The painting in front of us here makes use of quick strokes of oil, leaving many areas of the canvas devoid of precise detail. The background is particularly rough, with individual brushstrokes still apparent and no real effort was made to merge these into something more pleasing to the eye. The artist is simply trying out ideas for a later piece, and had no intention at that time for this particular piece to be displayed in public, and certainly not sold at auction as would later be the case. It is Medea that Waterhouse specifically concentrates on in this example, and the artist removed almost all other detail from what would be included in the later artwork. He concentrates on the female figure and the positioning of her right hand which plays a key role in the overall work. She is actually creating a potion, as the tale would explain, though you would not be able to determine that from this reduced-detail study piece.

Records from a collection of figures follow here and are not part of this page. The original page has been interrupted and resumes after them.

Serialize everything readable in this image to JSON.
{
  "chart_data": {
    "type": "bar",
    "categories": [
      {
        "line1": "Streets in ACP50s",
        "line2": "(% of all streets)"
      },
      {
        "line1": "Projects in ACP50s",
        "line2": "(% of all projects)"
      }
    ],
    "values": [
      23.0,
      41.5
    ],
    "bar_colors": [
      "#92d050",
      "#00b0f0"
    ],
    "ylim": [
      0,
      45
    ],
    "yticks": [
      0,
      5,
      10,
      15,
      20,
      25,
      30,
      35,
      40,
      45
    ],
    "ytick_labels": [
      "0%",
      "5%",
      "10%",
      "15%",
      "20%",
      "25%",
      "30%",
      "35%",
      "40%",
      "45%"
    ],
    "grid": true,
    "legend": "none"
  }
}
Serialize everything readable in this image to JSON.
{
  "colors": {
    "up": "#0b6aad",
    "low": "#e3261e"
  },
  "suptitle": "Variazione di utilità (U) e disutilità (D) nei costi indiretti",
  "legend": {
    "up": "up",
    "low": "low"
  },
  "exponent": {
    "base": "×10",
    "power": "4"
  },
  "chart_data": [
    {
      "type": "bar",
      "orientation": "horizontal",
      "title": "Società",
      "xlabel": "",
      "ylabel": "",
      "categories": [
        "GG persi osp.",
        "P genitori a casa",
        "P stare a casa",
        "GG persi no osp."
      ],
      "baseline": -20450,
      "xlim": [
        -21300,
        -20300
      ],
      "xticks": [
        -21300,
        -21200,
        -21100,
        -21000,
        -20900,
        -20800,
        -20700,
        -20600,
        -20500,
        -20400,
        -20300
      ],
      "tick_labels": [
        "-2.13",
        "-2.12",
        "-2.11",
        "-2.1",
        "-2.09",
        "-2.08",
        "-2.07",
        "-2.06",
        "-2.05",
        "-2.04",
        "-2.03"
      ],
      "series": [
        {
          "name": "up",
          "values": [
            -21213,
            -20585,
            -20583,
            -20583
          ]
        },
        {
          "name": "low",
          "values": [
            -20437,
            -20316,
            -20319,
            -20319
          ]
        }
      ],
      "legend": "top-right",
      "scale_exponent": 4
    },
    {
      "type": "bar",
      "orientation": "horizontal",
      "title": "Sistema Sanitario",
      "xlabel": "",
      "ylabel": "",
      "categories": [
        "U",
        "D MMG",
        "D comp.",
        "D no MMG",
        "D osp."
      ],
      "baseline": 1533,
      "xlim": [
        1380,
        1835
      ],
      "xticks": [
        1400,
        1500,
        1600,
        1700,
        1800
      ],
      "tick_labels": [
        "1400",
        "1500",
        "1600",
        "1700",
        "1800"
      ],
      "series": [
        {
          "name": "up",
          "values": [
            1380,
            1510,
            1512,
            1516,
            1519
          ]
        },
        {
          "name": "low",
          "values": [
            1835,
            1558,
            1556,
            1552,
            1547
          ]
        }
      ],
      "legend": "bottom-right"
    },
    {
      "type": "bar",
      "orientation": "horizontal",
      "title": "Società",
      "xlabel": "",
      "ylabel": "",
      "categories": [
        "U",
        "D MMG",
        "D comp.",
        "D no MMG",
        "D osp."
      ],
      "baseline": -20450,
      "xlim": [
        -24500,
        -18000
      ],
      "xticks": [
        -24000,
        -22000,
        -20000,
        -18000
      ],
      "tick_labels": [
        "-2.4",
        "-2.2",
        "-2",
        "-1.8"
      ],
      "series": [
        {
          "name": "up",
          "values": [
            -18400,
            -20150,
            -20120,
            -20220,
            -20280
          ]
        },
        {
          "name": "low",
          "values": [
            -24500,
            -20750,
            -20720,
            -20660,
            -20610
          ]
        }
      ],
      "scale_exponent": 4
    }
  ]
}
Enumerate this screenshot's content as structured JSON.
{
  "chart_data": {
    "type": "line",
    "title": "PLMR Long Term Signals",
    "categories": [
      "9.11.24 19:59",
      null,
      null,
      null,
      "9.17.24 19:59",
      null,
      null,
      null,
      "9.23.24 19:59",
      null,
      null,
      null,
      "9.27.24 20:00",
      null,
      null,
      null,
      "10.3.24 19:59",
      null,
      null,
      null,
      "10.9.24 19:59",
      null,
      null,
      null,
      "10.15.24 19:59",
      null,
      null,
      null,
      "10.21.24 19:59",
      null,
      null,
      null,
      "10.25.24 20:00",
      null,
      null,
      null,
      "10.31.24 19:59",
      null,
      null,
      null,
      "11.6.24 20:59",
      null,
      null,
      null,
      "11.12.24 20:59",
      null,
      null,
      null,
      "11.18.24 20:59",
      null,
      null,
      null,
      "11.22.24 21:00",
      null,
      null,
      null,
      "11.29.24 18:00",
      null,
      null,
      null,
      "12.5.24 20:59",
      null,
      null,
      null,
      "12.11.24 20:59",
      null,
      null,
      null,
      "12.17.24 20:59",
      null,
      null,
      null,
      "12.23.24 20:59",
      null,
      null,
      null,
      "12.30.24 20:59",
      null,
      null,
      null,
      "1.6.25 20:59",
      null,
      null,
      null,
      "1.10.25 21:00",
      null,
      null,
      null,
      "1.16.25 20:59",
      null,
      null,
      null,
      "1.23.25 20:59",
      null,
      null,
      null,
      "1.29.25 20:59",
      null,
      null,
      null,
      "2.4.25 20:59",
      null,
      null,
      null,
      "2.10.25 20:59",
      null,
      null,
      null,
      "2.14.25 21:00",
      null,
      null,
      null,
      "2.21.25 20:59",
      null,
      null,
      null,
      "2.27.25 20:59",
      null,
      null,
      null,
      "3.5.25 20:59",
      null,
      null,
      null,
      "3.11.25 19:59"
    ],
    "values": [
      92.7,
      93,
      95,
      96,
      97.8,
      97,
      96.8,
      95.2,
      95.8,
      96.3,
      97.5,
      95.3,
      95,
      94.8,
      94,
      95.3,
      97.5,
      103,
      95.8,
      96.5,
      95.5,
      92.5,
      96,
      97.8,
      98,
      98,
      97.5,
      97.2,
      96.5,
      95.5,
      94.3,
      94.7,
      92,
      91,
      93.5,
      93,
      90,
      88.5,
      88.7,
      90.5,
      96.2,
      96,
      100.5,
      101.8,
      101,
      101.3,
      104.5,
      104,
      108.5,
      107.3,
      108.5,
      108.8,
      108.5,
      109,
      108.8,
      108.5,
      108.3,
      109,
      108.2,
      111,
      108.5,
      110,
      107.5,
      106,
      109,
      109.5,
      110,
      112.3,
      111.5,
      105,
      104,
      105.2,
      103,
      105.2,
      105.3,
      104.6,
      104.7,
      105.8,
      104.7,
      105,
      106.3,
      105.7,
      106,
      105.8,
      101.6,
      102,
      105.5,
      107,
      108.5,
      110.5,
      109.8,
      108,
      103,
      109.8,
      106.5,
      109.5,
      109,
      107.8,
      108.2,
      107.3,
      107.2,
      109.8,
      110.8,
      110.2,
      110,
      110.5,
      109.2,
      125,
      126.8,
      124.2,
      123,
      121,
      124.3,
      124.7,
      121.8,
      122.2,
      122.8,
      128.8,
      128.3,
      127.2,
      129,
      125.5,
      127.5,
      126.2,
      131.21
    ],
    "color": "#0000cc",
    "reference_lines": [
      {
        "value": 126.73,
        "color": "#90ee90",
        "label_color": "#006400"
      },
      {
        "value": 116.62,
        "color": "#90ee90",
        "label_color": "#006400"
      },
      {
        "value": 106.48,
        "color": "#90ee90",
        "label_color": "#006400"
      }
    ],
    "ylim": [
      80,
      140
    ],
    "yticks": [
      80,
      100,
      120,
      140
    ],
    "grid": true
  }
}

The story of Jason and Medea came from Greek mythology and Waterhouse would find plenty of inspiration from the many items of literature that he studied from this period. He would also later on make use of more recent British poetry and the two different themes would lay the foundations to a large proportion of his work. Lady of Shalott and Hylas and the Nymphs would become two of the finest examples from his career, though in total there were more than one hundred oil paintings to appreciate, most of which continued the artist's fascination with the female body as well as the various characters and themes from the two different periods of literature. This would also be used by a number of other British artists too, with female portraits being found many times within their respective oeuvres as well.

The depiction of young, slim women has of course persisted throughout art history since before any of us can even remember. Another good example of this would be from the career of Czech painter, Alphonse Mucha. He featured all manner of different content across his career but he would become most famous for his cafe posters that advertised various products and events within the city of Paris. Some memorable contributions from him included the likes of Amants, Bieres de la Meuse and Gismonda. He was more of an illustrator than a painter in terms of these works, but also provided other variations of work elsewhere in his career. He celebrated the female figure in order to sell items through these posters and eventually built up a long list of clients who were keen to acquire his services. At this stage in western society the printed form of advertising was perhaps at its most powerful.